I’m re-posting Niall’s “Enterprise 2.0 Oscars” in its entirety for your review:
The Enterprise 2.0 Oscars
Jevon MacDonald asks who the Enterprise 2.0 leaders are on the FASTForward blog:
Who are the up and coming stars and who are the blowhards? Who are the hidden gems and who do you think has it all wrong? Who is out there doing the hard work and not getting any credit?
I’ve already made one rather flippant comment, but on a more serious note here’s a list of all those I came across during the course of researching and writing my book who I consider to be the leaders, and why.
The Enterprise 2.0 Oscar Nominations (without the writers’ strike) are…
The Clairvoyance Award (for seeing what’s next)
- Thomas Friedman for The World is Flat
- Levine, Locke, Searls & Weinberger for The Cluetrain Manifesto
- Hugh MacLeod for The Porous Membrane
The Deja Vu Award (for seeing it all years ago)
- Vannevar Bush for Mechanisation and the Record (1939) and As We May Think (1945)
- K. Eric Drexler for first using the term ’social software’ (1991)
- Douglas Engelbart for Augmenting Human Intellect: A Conceptual Framework (1962)
- Peter and Trudy Johnson-Lenz for coining the term ‘groupware’ (1978)
- J.C.R. Licklider for Man-Computer Symbiosis (1960) and The Computer as a Communication Device (PDF) (1968)
The Plain English Award (for explaining Enterprise 2.0)
- Dion Hinchcliffe for The State of Enterprise 2.0 and FLATNESSES
- Andrew McAfee for Enterprise 2.0: The Dawn of Emergent Collaboration (PDF) and SLATES
- M.R. Rangaswami for The Birth of Enterprise 2.0
The Innovators Award (for leading by example)
- René Bonvanie for using Facebook as Serena Software’s intranet
- Keely Flint for BUPA’s use of social bookmarking for knowledge management
- Ludovic Fourrage for Microsoft’s internal YouTube-esque service
- Rich Manalang for building Oracle’s IdeaFactory in 24 hours
- Euan Semple for the BBC’s talk.gateway
- Nathan Wallace for replacing Janssen-Cilag’s intranet with a wiki
The Wake Up and Smell the Coffee Award (for making business leaders consider Enterprise 2.0 seriously)

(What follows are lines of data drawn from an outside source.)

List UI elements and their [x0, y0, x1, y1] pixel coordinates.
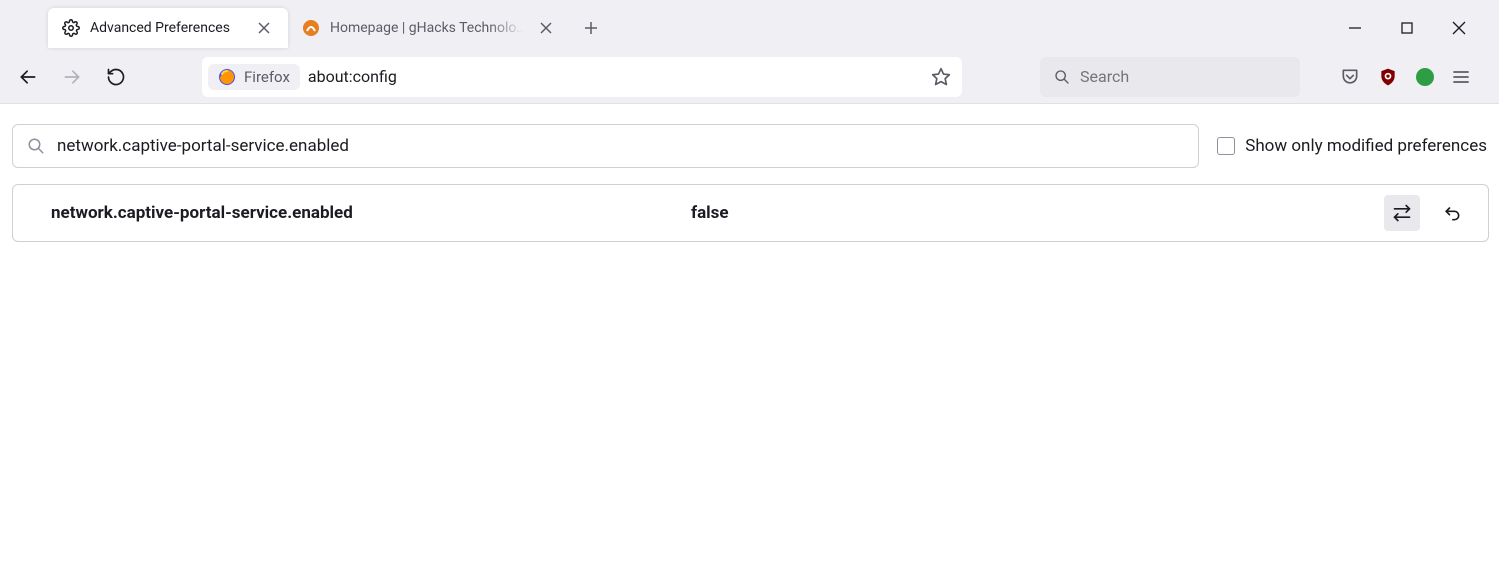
show-modified-label: Show only modified preferences: [1245, 136, 1487, 156]
toggle-button[interactable]: [1384, 195, 1420, 231]
maximize-button[interactable]: [1393, 14, 1421, 42]
nav-toolbar: Firefox: [0, 50, 1499, 104]
tab-ghacks-homepage[interactable]: Homepage | gHacks Technology News: [288, 8, 568, 48]
close-icon[interactable]: [538, 18, 555, 38]
pocket-icon[interactable]: [1340, 67, 1360, 87]
firefox-icon: [218, 68, 236, 86]
gear-icon: [62, 19, 80, 37]
search-icon: [1054, 69, 1070, 85]
pref-row-actions: [1384, 195, 1470, 231]
identity-box[interactable]: Firefox: [208, 64, 300, 90]
pref-search-box[interactable]: [12, 124, 1199, 168]
ublock-icon[interactable]: [1378, 67, 1398, 87]
search-icon: [27, 137, 45, 155]
pref-row[interactable]: network.captive-portal-service.enabled f…: [13, 185, 1488, 241]
identity-label: Firefox: [244, 68, 290, 86]
pref-value: false: [691, 203, 1384, 223]
pref-search-input[interactable]: [57, 136, 1184, 156]
checkbox-box[interactable]: [1217, 137, 1235, 155]
minimize-button[interactable]: [1341, 14, 1369, 42]
tab-label: Homepage | gHacks Technology News: [330, 20, 528, 36]
pref-result-table: network.captive-portal-service.enabled f…: [12, 184, 1489, 242]
url-input[interactable]: [308, 67, 918, 86]
back-button[interactable]: [10, 59, 46, 95]
show-modified-checkbox[interactable]: Show only modified preferences: [1217, 136, 1489, 156]
tab-strip: Advanced Preferences Homepage | gHacks T…: [0, 0, 1499, 50]
bookmark-star-icon[interactable]: [926, 62, 956, 92]
toolbar-right-actions: [1340, 67, 1478, 87]
forward-button[interactable]: [54, 59, 90, 95]
pref-search-row: Show only modified preferences: [12, 124, 1489, 168]
aboutconfig-content: Show only modified preferences network.c…: [0, 104, 1499, 252]
tab-label: Advanced Preferences: [90, 20, 244, 36]
app-menu-button[interactable]: [1452, 68, 1470, 86]
search-bar[interactable]: [1040, 57, 1300, 97]
ghacks-icon: [302, 19, 320, 37]
url-bar[interactable]: Firefox: [202, 57, 962, 97]
close-window-button[interactable]: [1445, 14, 1473, 42]
tab-advanced-preferences[interactable]: Advanced Preferences: [48, 8, 288, 48]
pref-name: network.captive-portal-service.enabled: [51, 203, 691, 223]
new-tab-button[interactable]: [574, 11, 608, 45]
reset-button[interactable]: [1434, 195, 1470, 231]
window-controls: [1341, 14, 1493, 42]
search-input[interactable]: [1080, 67, 1286, 86]
profile-avatar[interactable]: [1416, 68, 1434, 86]
close-icon[interactable]: [254, 18, 274, 38]
reload-button[interactable]: [98, 59, 134, 95]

- Marthin de Beer, Cisco Systems
- Dennis Moore, SAP
- Thomas Vander Wal, InfoCloud Solutions
The Voice of Reason Award (for bringing everyone back down to earth)

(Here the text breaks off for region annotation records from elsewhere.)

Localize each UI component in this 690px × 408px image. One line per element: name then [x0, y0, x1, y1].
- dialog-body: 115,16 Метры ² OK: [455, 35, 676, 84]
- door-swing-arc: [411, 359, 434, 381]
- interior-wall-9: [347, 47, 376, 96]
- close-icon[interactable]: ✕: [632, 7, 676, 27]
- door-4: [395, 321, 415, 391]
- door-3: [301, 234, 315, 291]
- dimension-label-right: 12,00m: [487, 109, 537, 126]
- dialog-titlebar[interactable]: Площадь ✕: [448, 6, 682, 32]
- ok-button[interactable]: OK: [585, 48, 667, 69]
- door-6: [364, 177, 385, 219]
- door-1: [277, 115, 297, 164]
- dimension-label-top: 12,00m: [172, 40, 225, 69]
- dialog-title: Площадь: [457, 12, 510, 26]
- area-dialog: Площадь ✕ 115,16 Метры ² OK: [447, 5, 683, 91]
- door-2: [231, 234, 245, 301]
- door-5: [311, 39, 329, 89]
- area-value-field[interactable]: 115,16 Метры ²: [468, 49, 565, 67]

- Tom Davenport for Why Facebook and MySpace Won’t Change the Workplace
- Paul Kedrosky for asking what social technology will actually replace in the workplace
The Direct to Consumer Award (for bypassing the IT department)
- Ross Mayfield for identifying the ‘enterprise target with consumer approach’
- Peter Sondergaard for highlighting the trend in consumerisation of IT
- Ben Worthen for exposing the ’shadow’ IT department
The Just Do It Award (for practical approaches to getting started)
- BEA Systems for Technology Adoption and Company Culture – Chicken or Egg
- Dion Hinchcliffe for his contribution in How CIOs Can Introduce Web 2.0 Technologies into the Enterprise
- Ross Mayfield for An Adoption Strategy for Social Software in the Enterprise
- Dave Pollard for A Methodology for Web 2.0 Collaboration Experiments (in Reluctant Organizations)
And the winners are…?
Thanks for reproducing this, Susan. Obviously this list just represents those I came across during the course of researching my book, where I could link to something demonstrating their credentials. I’m sure there are many, many more who are just getting on with it without necessarily telling the world.